Au début des années soixante, une bourse lui permit ensuite de se perfectionner, en matière de reportage, à l’Ecole de photographie de Vevey, notamment auprès du Haut-Valaisan Oswald Ruppen. Evoquant cette arrivée en Suisse romande, Horst Tappe rayonne bonnement : « Après l’Allemagne d’Adenauer, si lourdement matérialiste, je me suis senti revivre au bord du Léman ! »

A l’occasion d’un séjour sur la Côte d’azur, une première rencontre lui permet de faire le portrait d’un écrivain de renom, en la personne de Jean Giono. On relèvera dans la foulée que le jeune homme est un passionné de lecture depuis son adolescence et qu’il rêve d’approcher les créateurs marquants de ce temps. Or ils sont encore nombreux à cette époque, et notamment sur la Riviera vaudoise, où vit le grand peintre Oskar Kokoscha, établi à Villeneuve et qui partagera volontiers son « lait », le scotch dont il use et abuse à l’insu de sa femme… Puis c’est à Rapallo et à Venise que le photographe va débusquer Ezra Pound, qui le chargera de transporter… ses urines jusqu’à Vevey où le fameux docteur Niehans est censé participer à sa réhabilitation physique.

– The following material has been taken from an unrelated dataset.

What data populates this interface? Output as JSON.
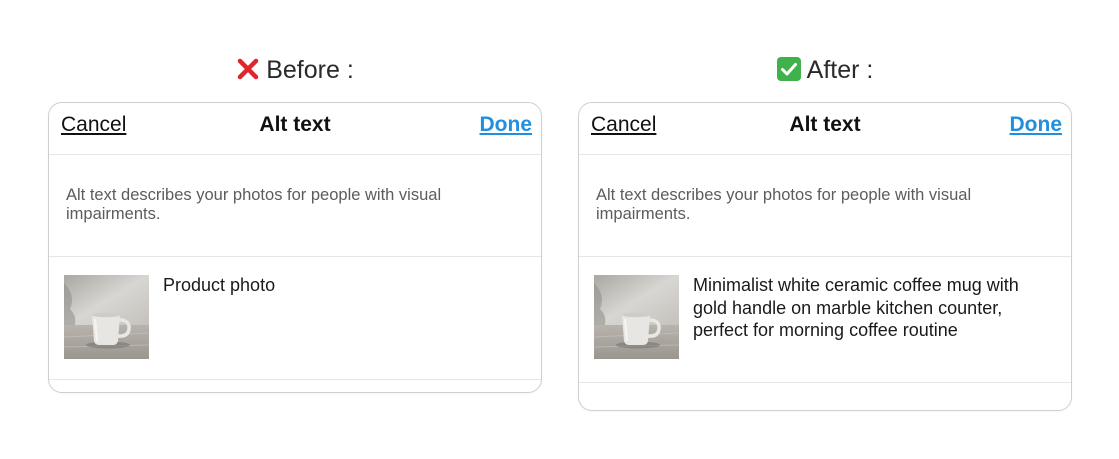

D’une génie à l’autre, Horst Tappe découvre bientôt que Vladimir Nabokov est son voisin, qui l’invite à la chasse aux papillons sur les flancs du Cervin. C’est sous les trombes d’un orage, là-haut, qu’il prend une photo désormais célèbre du père de Lolita.

Autre document quasi légendaire : le portrait de Noël Coward siégeant sur une chaise curule sur fond d’ailes de plâtre largement déployées qui font du comédien anglais une sorte de hiérarque des légions célestes (ou lucifériennes), et dont l’intéressé fut si content qu’il invita le photographe à Londres, où sa secrétaire lui remit seize lettres de recommandation. En découlèrent autant de rencontres, parfois immortalisées, avec Ian Fleming, Alec Guiness ou John Huston.

Le prestige de son vis-a-vis n’est pas, cependant, ce que recherche essentiellement Horst Tappe. S’il est certes heureux d’avoir tiré le portrait (et quel !) de Pablo Picasso, il semble plus encore touché d’évoquer les circonstances familières, presque complices, de leur rencontre à Antibes. De la même façon, il ironisera sur le « grand cirque » de Salvador Dali, relèvera la grande gentillesse de Nabokov ou la prétention glacée de certains autres…

Diffusé dans le monde entier par l’agence Camera Press et de nombreux sous-traitants, le travail de Horst Tappe reste plutôt méconnu dans l’aire française, alors qu’il a exposé ses oeuvres en Allemagne, en Russie et en Suisse, notamment. Dernier signe de reconnaissance réjouissant : la présentation de son exposition morgienne par Charles-Henri Favrod, fondateur du Musée pour la photographie de l’Elysée.





Horst Tappe, Kokoschka. Editions Merian.